Stock investing as a game

Surprisingly fun

Last week, we spoke about investing in equities. In it, I suggested using dummy portfolios as a good way to get started, so I thought I might as well expand on the theme and give you a good starting point for tools and tips.

You need three things to get started:

  • A portfolio tracker
  • A news/results/notice/ conference call tracker
  • A screener

Lets break these down.

A portfolio is a list of what you hold. Each time you buy or sell a stock, it changes your portfolio. For our game, we’ll start with a large amount of cash and no stocks, and start investing it over time.

A portfolio tracker is a site where you can enter your transaction details, and view a summary of your investments and profit and loss. They’re also useful in showing you summaries of financials for your portfolio - say the last quarters sales and profits, simple ratios like the return on equity, operating profit margin and so on.

If you pick a good stock investing site, then clicking on one of your holdings will take you to viewing its details - detailed financials, news and articles on the stock, holding patterns (i.e. - which funds or individuals hold large positions in it, what the distribution is, etc. ) and even forums where people discuss the stock.

While there are hundreds of sites that offer portfolio tracking, your choice of what to use is important. Pick the most popular one for your country. Maybe pick 2-3 of the most popular ones, and use them in parallel for a few months before you decide which is best. I am not being prescriptive here because what’s best in the US might not be the best in the UK or Japan or China or India.
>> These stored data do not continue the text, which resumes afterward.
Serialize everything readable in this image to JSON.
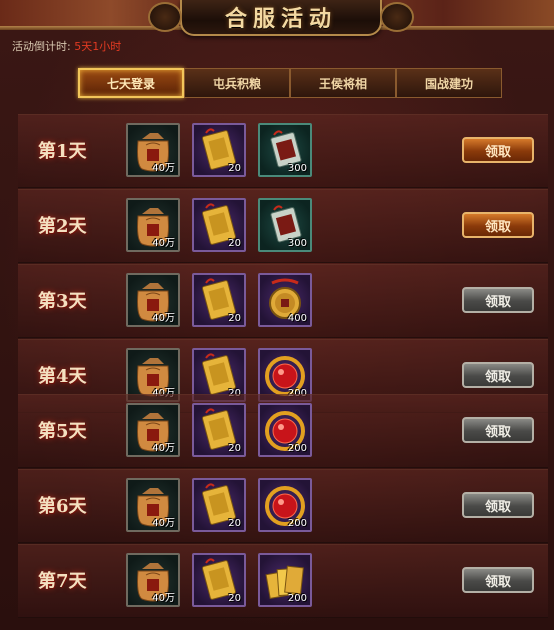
{
  "header": {
    "title": "合服活动",
    "countdown_label": "活动倒计时:",
    "countdown_value": "5天1小时"
  },
  "tabs": [
    {
      "label": "七天登录",
      "active": true
    },
    {
      "label": "屯兵积粮",
      "active": false
    },
    {
      "label": "王侯将相",
      "active": false
    },
    {
      "label": "国战建功",
      "active": false
    }
  ],
  "rows": [
    {
      "day": "第1天",
      "button": "领取",
      "button_state": "active",
      "items": [
        {
          "type": "grain-bag",
          "qty": "40万"
        },
        {
          "type": "purple-token",
          "qty": "20"
        },
        {
          "type": "green-token",
          "qty": "300"
        }
      ]
    },
    {
      "day": "第2天",
      "button": "领取",
      "button_state": "active",
      "items": [
        {
          "type": "grain-bag",
          "qty": "40万"
        },
        {
          "type": "purple-token",
          "qty": "20"
        },
        {
          "type": "green-token",
          "qty": "300"
        }
      ]
    },
    {
      "day": "第3天",
      "button": "领取",
      "button_state": "disabled",
      "items": [
        {
          "type": "grain-bag",
          "qty": "40万"
        },
        {
          "type": "purple-token",
          "qty": "20"
        },
        {
          "type": "gold-medallion",
          "qty": "400"
        }
      ]
    },
    {
      "day": "第4天",
      "button": "领取",
      "button_state": "disabled",
      "items": [
        {
          "type": "grain-bag",
          "qty": "40万"
        },
        {
          "type": "purple-token",
          "qty": "20"
        },
        {
          "type": "dragon-orb",
          "qty": "200"
        }
      ]
    },
    {
      "day": "第5天",
      "button": "领取",
      "button_state": "disabled",
      "items": [
        {
          "type": "grain-bag",
          "qty": "40万"
        },
        {
          "type": "purple-token",
          "qty": "20"
        },
        {
          "type": "dragon-orb",
          "qty": "200"
        }
      ]
    },
    {
      "day": "第6天",
      "button": "领取",
      "button_state": "disabled",
      "items": [
        {
          "type": "grain-bag",
          "qty": "40万"
        },
        {
          "type": "purple-token",
          "qty": "20"
        },
        {
          "type": "dragon-orb",
          "qty": "200"
        }
      ]
    },
    {
      "day": "第7天",
      "button": "领取",
      "button_state": "disabled",
      "items": [
        {
          "type": "grain-bag",
          "qty": "40万"
        },
        {
          "type": "purple-token",
          "qty": "20"
        },
        {
          "type": "gold-ingots",
          "qty": "200"
        }
      ]
    }
  ]
}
If you’re lucky, the same site that you track your portfolio will also cover the market in enough detail for you to keep track of all relevant news, articles, reviews, results and notices. If not, you can pick a dedicated site for these. The key here is to make sure you stay abreast on everything that can impact the performance of your stock. This is not just the results of the stock, but also news around the sector it belongs to, changes in policy that can affect its future performance, changes in holding patterns - say an activist investor buying a large stake, or a bunch of mutual funds reducing their stake, to the number of analysts tracking it, and what their recommendations are.

Back in the day, we were limited to trade publications and the financial pages of the newspaper. You consumed what was printed rather than getting what you wanted. Today, an individual investor has a wealth of information at their fingertips.

The final tool in your toolbox is a screener. What is a screener?

You can think of a screener as a giant excel sheet or a database holding the financial data of all firms in a market. What it allows you to do is start filtering down companies based on criteria. You start with thousands of firms, then start applying criteria like ‘exclude firms that haven’t grown by at least 10% for the last 5 years’ and ‘ exclude firms that have not paid out at least 2% of their profits as dividends’, or ‘exclude firms that have a ROE of less than 10%’ and keep drilling down until you have a set of firms that match the performance criteria you care about.

You can also set specific screens to track performance within a sector, or for tracking firms with improving financials, or firms which are expanding their capacity, or match a particular investing mantra and many more such useful strategies. Screeners are very flexible tools and it pays to learn them well. A good screener can help you save valuable time and come across hidden gems. Most sites will allow people to share screens, so it’s easy to decompose and learn from the most popular ones.

That’s it for today. Happy investing!